Thought leadership is a proven path to impact
In 2024, 73% percent of respondents in the Edelman-Linkedin B2B Thought Leadership Impact Study described a company’s thought leadership as a more trustworthy indicator of capabilities and competencies than its marketing materials and product sheets. In 2023, 50% of respondents in a Thinkers360 survey said, “thought leadership adds over 75% to the brand premium they command in the marketplace.” Ninety-seven percent of executive decision-makers surveyed by Baspar/Reputation Leaders said “thought leadership returns a moderate to high (5% - 15%) ROI.”
Why? Because people think more positively about companies when its executives produce high-quality thought leadership. Decision-makers are more likely to consider doing business with them, and more than half of executives already read it.
Thought leadership describes leaders sharing insights and expertise in reaction to their lived experiences. A website blog, a newsletter, a book; even social media posts all accumulate into a portfolio of thought leadership. Additional partnerships and borrowed audiences can amplify this impact sooner, but with consistency and enough time, regular posts across a few owned and shared digital spaces will build a growing platform.
How much time?
Without any strategic planning or additional earned media exposure, it might take months. Depending on the frequency of your content messaging, maybe years. But, in our experience, “If you build it, they will come,” as long as you keep showing up and engaging with your target audience in a way that matters to them.
An executive byline builds that audience faster
Consider your existing leadership branding efforts: an executive byline in a high-profile media outlet amplifies all of them, faster. The term “bylined” refers to an article attributed in your name and published on a trusted platform. From major names in popular culture like Forbes and Rolling Stone, to niche trade pubs, like The Fast Mode, executives can pitch themselves to these media outlets and, once approved, contribute regular bylined content onto their digital platforms.
Executives get their byline as subject matter experts in business leadership and the media outlets become a trusted resource for aspiring and emerging leaders.
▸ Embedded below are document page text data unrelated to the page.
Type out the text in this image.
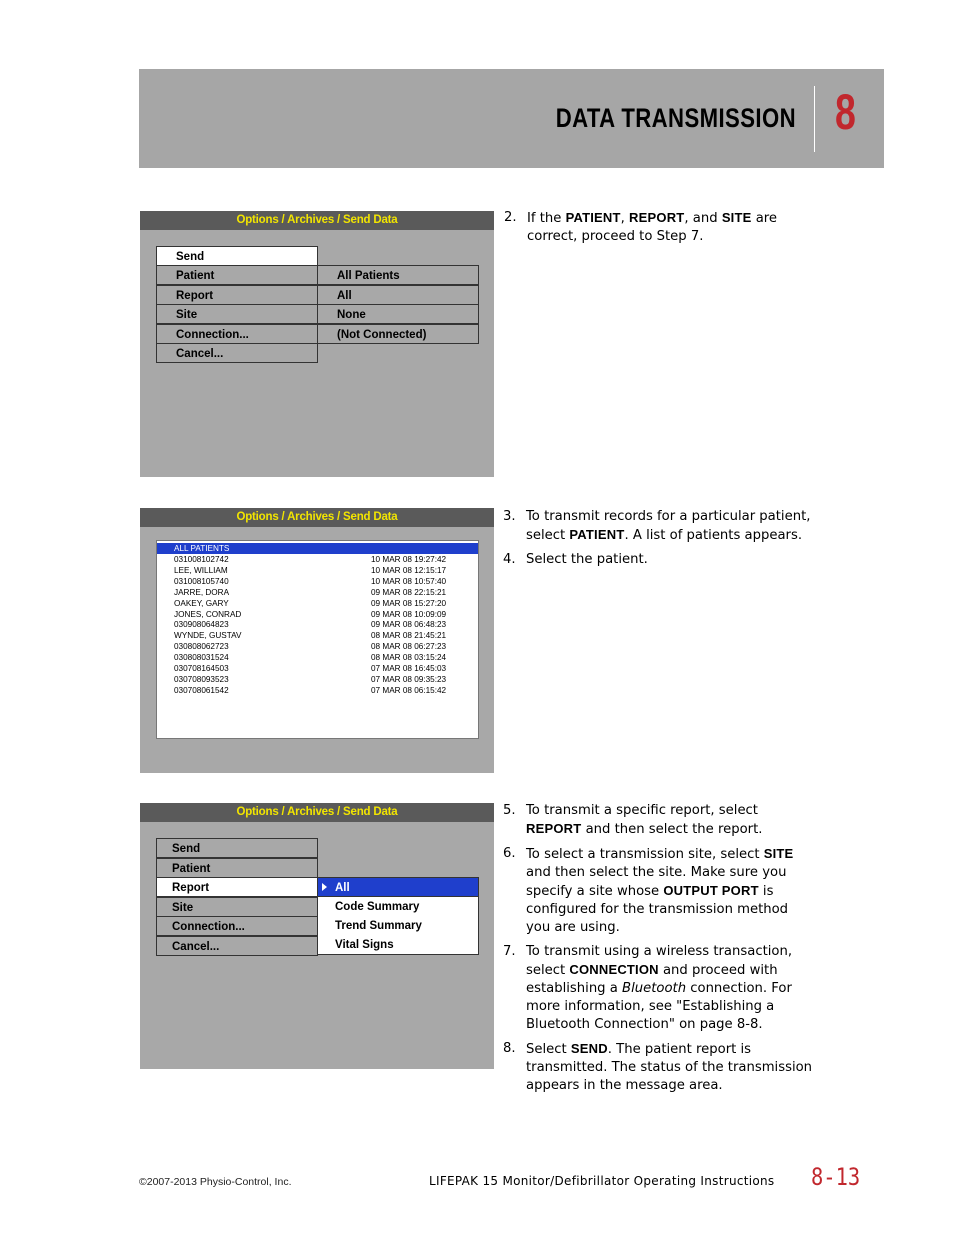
DATA TRANSMISSION 8
Options / Archives / Send Data
Send
Patient	All Patients
Report	All
Site	None
Connection...	(Not Connected)
Cancel...
Options / Archives / Send Data
ALL PATIENTS
031008102742	10 MAR 08 19:27:42
LEE, WILLIAM	10 MAR 08 12:15:17
031008105740	10 MAR 08 10:57:40
JARRE, DORA	09 MAR 08 22:15:21
OAKEY, GARY	09 MAR 08 15:27:20
JONES, CONRAD	09 MAR 08 10:09:09
030908064823	09 MAR 08 06:48:23
WYNDE, GUSTAV	08 MAR 08 21:45:21
030808062723	08 MAR 08 06:27:23
030808031524	08 MAR 08 03:15:24
030708164503	07 MAR 08 16:45:03
030708093523	07 MAR 08 09:35:23
030708061542	07 MAR 08 06:15:42
Options / Archives / Send Data
Send
Patient
Report
Site
Connection...
Cancel...
All
Code Summary
Trend Summary
Vital Signs
2. If the PATIENT, REPORT, and SITE are correct, proceed to Step 7.
3. To transmit records for a particular patient, select PATIENT. A list of patients appears.
4. Select the patient.
5. To transmit a specific report, select REPORT and then select the report.
6. To select a transmission site, select SITE and then select the site. Make sure you specify a site whose OUTPUT PORT is configured for the transmission method you are using.
7. To transmit using a wireless transaction, select CONNECTION and proceed with establishing a Bluetooth connection. For more information, see "Establishing a Bluetooth Connection" on page 8-8.
8. Select SEND. The patient report is transmitted. The status of the transmission appears in the message area.
©2007-2013 Physio-Control, Inc.	LIFEPAK 15 Monitor/Defibrillator Operating Instructions 8-13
A win-win.
Of course, it’s not exactly as easy as it sounds. Executives have to meet certain qualifications, and their article content needs to pass the outlet’s rigorous editorial standards. In addition to being well-written, articles must share relevant insights and takeaways in a way that avoids self-promotion. Editors may request several rounds of edits before accepting a draft. They may reject some articles altogether if they fail to align with the outlet’s standards.
Still, any skilled wordsmith can help overcome those obstacles while still angling your content to fuel sales enablement, recruiting, investor confidence, media inquiries; or achieve other personal and professional goals.
Build trust, understanding, and lasting legacy
People don’t want to hear about a company from machines or its brand imagery. They form an opinion based on its people, specifically the executive decision-makers operating in a hard-to-access world of insider knowledge. When leaders walk us down their path and share their valuable lessons, we more easily connect with them on a personal level, which helps us trust and understand their decisions.
Visibility is necessary in any thought leadership strategy, and an executive byline can fast track visibility efforts to grow a bigger audience sooner. The media outlet’s authority in publishing helps solidify your authority as a subject matter expert. Placing your messages in diverse and broad-reaching outlets helps differentiate your leadership brand from competitors. Keeping your digital presence active and intentional builds that brand awareness and shapes public opinion around its most critical values.